We won't just write code, we're here to help people learn Python. So show us what you've got, and we'll help along the way.

For trying out regexes and seeing what works, I recommend https://www.regexpal.com/. You can dump some sample text, and get immediate feedback on what your regex would match.

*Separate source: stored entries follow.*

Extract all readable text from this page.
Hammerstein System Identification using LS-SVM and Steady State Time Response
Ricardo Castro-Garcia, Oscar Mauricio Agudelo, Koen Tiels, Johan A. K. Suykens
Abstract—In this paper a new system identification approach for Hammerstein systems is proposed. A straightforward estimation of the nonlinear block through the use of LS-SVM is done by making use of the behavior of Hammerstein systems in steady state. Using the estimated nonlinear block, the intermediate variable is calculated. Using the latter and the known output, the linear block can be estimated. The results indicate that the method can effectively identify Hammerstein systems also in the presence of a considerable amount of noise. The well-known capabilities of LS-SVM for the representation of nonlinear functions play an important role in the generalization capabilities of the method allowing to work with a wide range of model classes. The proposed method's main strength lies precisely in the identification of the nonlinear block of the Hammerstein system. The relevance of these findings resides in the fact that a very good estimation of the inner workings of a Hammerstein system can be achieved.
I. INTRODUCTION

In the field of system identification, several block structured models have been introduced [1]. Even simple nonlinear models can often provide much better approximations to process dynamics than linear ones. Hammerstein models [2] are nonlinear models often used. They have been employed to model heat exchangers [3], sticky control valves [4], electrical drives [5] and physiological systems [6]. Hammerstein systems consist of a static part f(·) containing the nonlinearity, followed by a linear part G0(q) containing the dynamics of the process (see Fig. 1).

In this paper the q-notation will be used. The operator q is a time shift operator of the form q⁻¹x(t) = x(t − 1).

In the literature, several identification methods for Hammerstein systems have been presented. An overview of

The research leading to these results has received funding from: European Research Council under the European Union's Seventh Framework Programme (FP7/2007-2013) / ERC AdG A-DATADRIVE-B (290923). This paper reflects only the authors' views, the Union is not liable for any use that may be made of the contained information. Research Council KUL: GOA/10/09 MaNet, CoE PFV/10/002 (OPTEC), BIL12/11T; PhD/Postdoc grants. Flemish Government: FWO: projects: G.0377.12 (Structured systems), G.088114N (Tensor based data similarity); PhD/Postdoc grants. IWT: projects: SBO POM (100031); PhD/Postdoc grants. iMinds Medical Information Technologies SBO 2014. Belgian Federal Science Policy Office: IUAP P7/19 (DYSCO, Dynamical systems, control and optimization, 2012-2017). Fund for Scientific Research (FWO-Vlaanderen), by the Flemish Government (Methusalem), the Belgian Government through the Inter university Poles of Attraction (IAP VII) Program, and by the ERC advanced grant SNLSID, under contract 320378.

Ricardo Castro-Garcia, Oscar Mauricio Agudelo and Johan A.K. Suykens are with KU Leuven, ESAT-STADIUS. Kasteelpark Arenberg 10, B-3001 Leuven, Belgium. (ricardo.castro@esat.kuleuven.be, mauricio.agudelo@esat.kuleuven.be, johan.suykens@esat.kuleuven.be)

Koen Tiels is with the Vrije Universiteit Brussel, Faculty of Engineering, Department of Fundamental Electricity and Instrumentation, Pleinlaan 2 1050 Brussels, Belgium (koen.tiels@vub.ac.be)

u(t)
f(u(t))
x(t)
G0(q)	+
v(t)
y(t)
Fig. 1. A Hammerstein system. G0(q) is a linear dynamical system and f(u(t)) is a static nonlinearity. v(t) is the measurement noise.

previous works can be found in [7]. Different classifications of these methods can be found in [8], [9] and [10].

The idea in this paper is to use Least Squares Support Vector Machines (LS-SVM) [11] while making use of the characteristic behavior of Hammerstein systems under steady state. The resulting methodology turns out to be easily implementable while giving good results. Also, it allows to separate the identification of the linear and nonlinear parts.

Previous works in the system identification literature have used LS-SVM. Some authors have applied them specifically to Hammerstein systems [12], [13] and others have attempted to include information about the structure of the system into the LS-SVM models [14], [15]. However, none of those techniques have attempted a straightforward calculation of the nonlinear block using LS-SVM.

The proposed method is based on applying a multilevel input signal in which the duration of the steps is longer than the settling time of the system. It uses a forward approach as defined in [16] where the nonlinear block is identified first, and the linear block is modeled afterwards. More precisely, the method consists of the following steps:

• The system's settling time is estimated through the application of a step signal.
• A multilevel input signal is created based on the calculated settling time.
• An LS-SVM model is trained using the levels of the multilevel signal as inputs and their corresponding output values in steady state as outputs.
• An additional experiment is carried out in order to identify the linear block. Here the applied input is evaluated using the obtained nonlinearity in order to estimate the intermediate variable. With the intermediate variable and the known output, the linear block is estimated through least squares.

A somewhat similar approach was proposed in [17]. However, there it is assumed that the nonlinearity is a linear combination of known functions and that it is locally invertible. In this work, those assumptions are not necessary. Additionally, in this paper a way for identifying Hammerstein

Sorry to violate your rules. Thank you for the URL where I can experiment. I'll be back. Thanks.
You didn't violate anything :)
We'd just rather help you learn to fish, than hand you a basket of fish.
Looks like you just want to strip some XML tags.
Maybe an XML parser such as lxml would be a better fit?